You can thank Stalin and his xenophobes in the Kremlin during the immediate post war period. The Cold War didnt help things either, all I knew was that the German Army Group Center was smashed in the summer of 1944, other from that I didnt know squat.

You know how many photographs articles and recounts of the war in the east im just seeing via the internet that I didnt know about because of the cold war? I for one am glad the Cold War is over so we can learn what really happened in the eastern front.

Lokos
06-21-2006, 09:36 AM
You know how many photographs articles and recounts of the war in the east im just seeing via the internet that I didnt know about because of the cold war? I for one am glad the Cold War is over so we can learn what really happened in the eastern front.
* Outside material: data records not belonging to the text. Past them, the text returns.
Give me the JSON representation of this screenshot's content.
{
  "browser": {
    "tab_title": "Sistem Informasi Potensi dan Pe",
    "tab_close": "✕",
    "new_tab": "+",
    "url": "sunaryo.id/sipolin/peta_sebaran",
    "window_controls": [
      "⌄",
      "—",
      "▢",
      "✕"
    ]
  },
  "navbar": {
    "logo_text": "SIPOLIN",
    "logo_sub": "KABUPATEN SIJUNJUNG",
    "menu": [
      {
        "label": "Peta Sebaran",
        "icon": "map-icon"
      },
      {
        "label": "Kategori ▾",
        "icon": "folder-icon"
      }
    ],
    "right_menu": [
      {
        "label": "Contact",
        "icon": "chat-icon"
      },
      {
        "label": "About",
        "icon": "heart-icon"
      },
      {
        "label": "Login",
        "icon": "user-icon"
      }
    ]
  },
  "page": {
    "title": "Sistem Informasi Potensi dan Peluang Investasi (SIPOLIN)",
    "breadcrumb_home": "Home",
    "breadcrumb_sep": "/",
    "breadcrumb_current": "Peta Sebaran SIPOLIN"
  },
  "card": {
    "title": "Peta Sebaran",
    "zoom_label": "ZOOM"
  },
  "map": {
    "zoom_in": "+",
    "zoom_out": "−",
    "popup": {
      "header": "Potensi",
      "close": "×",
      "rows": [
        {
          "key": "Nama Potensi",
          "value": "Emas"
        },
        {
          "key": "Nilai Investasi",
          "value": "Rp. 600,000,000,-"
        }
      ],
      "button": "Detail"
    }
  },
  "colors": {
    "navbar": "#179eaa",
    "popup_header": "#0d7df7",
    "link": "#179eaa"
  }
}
John Erickson was writing about Bagration in the 1980s... Perhaps it was less the Cold War and more disinterest that made finding the material difficult.

In any case, since the very early 90s, declassification of vital documents has led to greater exploration of the Soviet perspective on the Eastern Front in WW2.

Lokos

liberation
06-22-2006, 06:11 PM
All due respect to the SU armed forces of WW2 but army group centre folded very rapidly during Operation Bagration. It barely lifted a finger for some strange reason.

Low morale I suppose.

Jon Jordan
06-29-2006, 02:55 PM
Army Group Center did fold dramatically, for a number of reasons - morale was one, but two others were (a) Hitler's "no-retreat" orders, which tied unlucky divisions to untenable (and sometimes arbitrary) spots on a map, and (b) the Soviet abundance of ZIS-5 and Studebaker Lend-Lease trucks, gave Zhukov and Koniev the mobility needed to sustain/supply drives that could encircle German defenders.

There are accounts of German colonels who would not let their units rest at towns and crossroads for fear that word would come down from OKH that their position had been designated a "fortified area," requiring them to hold to the last man.

In the case of Bagration, Stavka also did a very good job of keeping German attention fixed on northern Ukraine, rather than Belorussia, so a lot of panzers were south of where the blow fell.